In the midst of having a semi panic attack earlier last week, my mother calls. Our relationship is complicated and layered and brings me a lot of sadness to be honest. Something in me nudged me to pick up the phone. So, I did. Then I wept. I just broke down. The weight of so many things felt so heavy-- my shoulders gave way.
I do not like to cry. Not that I don't cry, I cry pretty easily when witnessing random everyday moments in life. I once started bawling when I saw an older man on the side of a road selling honey. I've teared up driving and the sunlight is glistening on fields, and the clouds are whisper thin and birds swoop in arches that feels like a spontaneous dance. I've cried watching the ocean waves lapping against the dark rock walls of the Oregon coast. I am a deeply sensitive person, but I prefer to cry over beauty. Crying because I am stressed? I absolutely hate that.

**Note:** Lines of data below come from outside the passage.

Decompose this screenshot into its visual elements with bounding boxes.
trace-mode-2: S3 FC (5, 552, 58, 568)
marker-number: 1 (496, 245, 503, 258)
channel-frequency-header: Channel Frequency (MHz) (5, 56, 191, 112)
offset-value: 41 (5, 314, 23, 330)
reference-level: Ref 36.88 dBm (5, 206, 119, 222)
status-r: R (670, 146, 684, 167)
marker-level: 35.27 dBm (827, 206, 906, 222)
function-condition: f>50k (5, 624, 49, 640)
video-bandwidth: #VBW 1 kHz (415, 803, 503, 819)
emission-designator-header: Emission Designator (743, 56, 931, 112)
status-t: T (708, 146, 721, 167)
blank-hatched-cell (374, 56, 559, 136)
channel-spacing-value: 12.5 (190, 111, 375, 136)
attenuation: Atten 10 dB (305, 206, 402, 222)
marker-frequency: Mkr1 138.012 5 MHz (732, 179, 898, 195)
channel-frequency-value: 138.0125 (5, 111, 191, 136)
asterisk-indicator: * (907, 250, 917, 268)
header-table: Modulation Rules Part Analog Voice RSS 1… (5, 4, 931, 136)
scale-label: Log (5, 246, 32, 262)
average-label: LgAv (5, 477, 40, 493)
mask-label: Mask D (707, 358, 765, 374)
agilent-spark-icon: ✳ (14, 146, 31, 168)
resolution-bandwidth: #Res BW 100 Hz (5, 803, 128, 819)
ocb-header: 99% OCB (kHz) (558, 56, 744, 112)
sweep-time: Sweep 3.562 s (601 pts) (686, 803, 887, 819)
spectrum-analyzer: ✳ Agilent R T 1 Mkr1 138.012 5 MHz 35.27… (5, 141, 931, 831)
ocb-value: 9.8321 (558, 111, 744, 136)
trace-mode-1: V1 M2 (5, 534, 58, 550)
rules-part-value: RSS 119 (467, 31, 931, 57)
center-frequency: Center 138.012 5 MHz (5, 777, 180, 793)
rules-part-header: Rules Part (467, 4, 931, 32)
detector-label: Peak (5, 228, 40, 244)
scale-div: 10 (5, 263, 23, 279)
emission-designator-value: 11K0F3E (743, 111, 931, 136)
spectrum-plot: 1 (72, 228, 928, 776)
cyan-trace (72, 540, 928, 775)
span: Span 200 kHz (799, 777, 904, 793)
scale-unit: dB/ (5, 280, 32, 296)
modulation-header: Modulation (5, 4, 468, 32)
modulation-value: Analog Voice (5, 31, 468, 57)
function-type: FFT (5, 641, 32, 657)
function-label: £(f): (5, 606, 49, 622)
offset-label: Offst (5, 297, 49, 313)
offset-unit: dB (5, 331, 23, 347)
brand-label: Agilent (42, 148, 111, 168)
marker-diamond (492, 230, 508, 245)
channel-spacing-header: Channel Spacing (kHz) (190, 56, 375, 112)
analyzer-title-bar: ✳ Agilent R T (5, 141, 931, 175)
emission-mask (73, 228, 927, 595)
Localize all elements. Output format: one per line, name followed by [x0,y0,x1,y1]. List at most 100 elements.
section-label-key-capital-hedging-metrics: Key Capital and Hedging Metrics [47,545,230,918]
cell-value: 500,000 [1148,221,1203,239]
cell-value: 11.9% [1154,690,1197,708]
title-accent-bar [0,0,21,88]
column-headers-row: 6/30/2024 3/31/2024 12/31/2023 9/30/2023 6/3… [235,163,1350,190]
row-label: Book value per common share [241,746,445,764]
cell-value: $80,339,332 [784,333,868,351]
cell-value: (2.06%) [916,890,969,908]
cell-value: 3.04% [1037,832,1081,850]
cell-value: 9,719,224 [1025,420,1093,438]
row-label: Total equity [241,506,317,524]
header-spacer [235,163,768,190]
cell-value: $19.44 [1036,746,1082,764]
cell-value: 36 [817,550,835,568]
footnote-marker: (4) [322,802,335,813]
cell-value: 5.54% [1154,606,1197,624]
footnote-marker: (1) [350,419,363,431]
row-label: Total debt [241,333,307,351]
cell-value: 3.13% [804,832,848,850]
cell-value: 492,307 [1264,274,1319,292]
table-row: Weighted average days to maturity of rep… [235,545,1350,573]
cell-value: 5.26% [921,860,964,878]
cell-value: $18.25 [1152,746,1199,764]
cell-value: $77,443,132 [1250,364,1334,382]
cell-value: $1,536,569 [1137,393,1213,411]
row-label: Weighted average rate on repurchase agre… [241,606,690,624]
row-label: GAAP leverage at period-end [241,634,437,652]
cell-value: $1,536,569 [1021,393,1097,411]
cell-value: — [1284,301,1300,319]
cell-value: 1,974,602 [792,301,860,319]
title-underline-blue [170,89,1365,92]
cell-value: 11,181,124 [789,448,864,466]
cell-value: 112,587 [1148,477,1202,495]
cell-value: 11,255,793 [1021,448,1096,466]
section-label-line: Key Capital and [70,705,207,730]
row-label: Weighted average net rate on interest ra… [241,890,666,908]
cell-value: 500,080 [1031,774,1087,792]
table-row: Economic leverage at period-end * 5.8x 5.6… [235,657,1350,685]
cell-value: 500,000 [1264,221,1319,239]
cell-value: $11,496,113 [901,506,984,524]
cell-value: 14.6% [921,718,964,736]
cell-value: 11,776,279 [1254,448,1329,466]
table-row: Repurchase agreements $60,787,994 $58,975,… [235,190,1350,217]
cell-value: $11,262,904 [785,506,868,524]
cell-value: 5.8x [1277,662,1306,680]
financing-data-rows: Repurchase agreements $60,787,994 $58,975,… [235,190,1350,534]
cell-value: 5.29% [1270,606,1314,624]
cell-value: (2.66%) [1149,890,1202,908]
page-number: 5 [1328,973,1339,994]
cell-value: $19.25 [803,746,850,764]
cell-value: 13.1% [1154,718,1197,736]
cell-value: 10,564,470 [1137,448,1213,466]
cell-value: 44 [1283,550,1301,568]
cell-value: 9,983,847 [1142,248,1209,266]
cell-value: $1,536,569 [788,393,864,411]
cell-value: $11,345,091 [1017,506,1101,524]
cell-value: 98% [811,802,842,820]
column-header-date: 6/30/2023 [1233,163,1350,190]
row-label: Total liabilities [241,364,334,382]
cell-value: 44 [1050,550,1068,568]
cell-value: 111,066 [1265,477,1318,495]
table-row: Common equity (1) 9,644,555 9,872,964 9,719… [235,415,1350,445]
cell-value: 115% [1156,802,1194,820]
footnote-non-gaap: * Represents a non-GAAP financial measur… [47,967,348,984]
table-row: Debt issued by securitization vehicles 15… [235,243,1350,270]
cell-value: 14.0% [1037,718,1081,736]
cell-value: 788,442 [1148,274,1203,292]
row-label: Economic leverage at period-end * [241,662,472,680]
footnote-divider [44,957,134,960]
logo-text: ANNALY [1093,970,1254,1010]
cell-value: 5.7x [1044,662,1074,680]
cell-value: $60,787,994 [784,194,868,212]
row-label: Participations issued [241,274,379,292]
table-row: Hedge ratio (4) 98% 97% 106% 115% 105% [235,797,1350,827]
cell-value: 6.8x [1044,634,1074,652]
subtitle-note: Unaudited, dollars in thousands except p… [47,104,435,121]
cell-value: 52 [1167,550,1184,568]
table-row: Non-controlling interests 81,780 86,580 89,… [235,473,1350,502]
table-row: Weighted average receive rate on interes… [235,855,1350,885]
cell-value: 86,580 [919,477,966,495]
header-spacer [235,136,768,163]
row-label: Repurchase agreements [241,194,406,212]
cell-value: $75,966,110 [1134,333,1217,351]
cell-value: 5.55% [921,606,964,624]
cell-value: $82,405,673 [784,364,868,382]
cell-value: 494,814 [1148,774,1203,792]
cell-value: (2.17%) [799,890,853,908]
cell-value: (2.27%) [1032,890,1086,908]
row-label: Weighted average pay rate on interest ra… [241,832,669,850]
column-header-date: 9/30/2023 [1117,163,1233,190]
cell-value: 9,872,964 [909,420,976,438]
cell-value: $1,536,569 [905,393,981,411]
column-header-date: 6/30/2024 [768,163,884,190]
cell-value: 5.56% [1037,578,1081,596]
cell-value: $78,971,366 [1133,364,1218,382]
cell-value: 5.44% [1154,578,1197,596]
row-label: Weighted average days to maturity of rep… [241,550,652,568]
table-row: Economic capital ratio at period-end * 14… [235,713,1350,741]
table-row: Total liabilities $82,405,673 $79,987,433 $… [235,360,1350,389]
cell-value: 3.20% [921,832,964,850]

I allowed myself to feel everything I was feeling. Mother prayed, I listened. I'm not a religious person (my mother is, very much so) though I appreciate that she does not pressure me to believe what she believes in but does try to encourage me to at least get back into the habit of praying. That, I can do and will do.
After all the crying, I felt like the life force got sucked out of me. I went home, put on pajamas, and consoled myself with watching the Addams Family (c. 1991) for the 100th time before falling asleep.
A couple days later, I had a sweet conversation with my sister who reminded me that I have accomplished so much and in such a short span of time. I needed to hear that. I am my absolute worst critic and there is some inner workings that does not allow me to stop and take stock of what I have done. It is a constant "All right, I've done that, let's do the next thing." I have been like this all my life. I set the bar, meet the bar, and then I raise it. No one does this for me-- I also would not pay attention or care if someone else set the bar for me. I have always only competed with myself.
The small breakdown I had was cathartic. I wasn't expecting it to be. But it was. It allowed me to release so many expectations and guard rails I had set for myself. With the current tariffs imposed on Indian made goods now set at 50%, this drastically affects Atèlette and the projected growth we were planning for. I don't know if and/or when the tariffs will be lifted or changed, but as of right now, it has forced me to adjust my sails. The path that I was starting to pave, is gone.
I told my sister (and my husband)-- they are the two people that support me the most, that I needed to go through that small breakdown so my body would not hold on to it. So that, if shit does hit the fan, I had already gone through the first wave of emotions. I can weather it. I just need to adjust the direction my feet are going. And the destination is shifting a bit too.
So, it isn't back to square one, we're not wiping the drawing board clean, rather, we're beginning a return to the source. The source of where all of Atèlette stems from. I have been so excited about this altered path I haven't slept well the last couple of days. Just have so many ideas. Full of hope, a little scared, but also just feeling like I shed an old skin.
Sometimes you need to get to the precipice of the mountain and see how far you could fall, to realize how far you've come, to realize you can turn back and retrace your steps, that you can climb to the top a different way, there's another path. Have faith you'll make it through. Say a little prayer. Take a deep breath. Fly.